With the Launch of Chrome, Google may start distancing itself from Mozilla. Chrome is a direct competitor to Firefox. Therefore, it’s in Google’s best interest to gain as much market share as possible. Last week. Google Chrome came out of beta. It was also made the default browser in the Google Pack.
When there was no Chrome, the Google / Mozilla partnership was win/win. Both companies happily gave each other publicity and made money for each other. But now, things a different.
Firefox currently holds a 24% browser market share. Microsoft’s browser still dominates the market because it’s the default Windows browser.

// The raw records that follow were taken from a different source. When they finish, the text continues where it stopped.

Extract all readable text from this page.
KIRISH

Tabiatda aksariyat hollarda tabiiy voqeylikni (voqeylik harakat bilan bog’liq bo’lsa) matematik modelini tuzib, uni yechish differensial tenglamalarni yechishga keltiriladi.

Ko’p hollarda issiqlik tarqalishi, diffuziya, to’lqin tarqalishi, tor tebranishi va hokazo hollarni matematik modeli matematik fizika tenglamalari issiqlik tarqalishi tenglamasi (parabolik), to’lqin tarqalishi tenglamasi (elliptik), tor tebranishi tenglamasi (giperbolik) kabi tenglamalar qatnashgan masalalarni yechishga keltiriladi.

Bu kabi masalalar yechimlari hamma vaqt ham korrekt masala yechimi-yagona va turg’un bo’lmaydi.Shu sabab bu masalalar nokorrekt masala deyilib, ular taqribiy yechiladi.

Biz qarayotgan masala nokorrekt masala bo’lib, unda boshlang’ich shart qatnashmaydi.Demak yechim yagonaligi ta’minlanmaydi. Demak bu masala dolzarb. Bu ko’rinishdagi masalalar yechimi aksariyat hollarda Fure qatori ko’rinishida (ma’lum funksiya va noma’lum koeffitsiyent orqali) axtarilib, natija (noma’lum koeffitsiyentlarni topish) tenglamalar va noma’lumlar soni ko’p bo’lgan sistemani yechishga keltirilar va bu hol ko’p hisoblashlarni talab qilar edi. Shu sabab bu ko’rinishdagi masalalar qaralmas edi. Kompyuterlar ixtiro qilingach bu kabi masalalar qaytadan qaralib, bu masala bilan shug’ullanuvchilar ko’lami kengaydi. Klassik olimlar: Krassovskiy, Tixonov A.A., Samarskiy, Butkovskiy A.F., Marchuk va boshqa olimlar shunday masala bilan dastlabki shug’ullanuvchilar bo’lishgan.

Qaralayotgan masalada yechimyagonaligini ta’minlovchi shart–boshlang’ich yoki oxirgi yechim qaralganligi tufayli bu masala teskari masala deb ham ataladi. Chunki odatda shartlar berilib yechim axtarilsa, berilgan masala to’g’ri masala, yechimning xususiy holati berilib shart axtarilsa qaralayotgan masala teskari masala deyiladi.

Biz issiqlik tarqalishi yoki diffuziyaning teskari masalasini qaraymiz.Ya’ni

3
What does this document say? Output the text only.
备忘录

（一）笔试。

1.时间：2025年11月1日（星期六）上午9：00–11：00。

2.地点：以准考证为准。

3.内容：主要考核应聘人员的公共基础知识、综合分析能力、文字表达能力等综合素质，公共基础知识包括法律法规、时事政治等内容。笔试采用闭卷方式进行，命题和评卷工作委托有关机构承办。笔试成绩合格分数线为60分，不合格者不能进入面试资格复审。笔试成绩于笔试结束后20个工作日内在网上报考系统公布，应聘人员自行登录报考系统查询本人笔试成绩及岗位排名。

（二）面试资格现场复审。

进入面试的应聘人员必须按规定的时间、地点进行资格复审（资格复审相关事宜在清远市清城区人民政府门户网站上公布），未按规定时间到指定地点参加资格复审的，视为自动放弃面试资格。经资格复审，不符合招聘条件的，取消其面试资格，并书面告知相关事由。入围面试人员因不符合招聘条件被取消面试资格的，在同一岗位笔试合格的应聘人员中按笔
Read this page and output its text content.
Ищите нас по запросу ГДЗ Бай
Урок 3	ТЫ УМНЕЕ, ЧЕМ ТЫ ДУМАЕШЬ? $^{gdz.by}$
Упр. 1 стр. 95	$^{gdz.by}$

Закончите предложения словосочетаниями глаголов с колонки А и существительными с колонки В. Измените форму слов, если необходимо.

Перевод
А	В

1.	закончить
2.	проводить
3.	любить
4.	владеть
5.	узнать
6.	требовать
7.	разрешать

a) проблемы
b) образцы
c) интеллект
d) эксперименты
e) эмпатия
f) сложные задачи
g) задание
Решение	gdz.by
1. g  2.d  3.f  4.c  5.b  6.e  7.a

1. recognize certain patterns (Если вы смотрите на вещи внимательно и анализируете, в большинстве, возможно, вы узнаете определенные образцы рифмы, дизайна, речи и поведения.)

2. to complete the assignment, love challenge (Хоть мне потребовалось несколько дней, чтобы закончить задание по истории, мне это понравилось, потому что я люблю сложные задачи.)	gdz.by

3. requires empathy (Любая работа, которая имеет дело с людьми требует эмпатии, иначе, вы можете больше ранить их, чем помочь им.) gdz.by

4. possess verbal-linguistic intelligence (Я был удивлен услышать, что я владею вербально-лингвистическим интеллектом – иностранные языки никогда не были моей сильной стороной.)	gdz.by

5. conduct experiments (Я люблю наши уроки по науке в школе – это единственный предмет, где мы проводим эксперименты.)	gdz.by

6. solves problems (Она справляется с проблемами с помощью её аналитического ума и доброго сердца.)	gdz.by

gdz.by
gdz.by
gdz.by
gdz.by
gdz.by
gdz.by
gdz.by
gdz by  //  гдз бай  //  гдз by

In a little over two years, Mozilla’s recently renewed search deal with Google will end. And the company will have to explore new revenue streams.
According to John Lilly, Mozilla’s CEO, the company plans to be around for a very long time. It is already exploring other revenue streams such as Mobile and partnerships with other search engines. Lilly still sees search as being Mozilla’s primary revenue source. But the money does not have to come from Google.
Lilly said “We collaborate with Google, we talk to them and we have a fine and reasonable relationship. But we’ll compete. This is, after all, user driven.”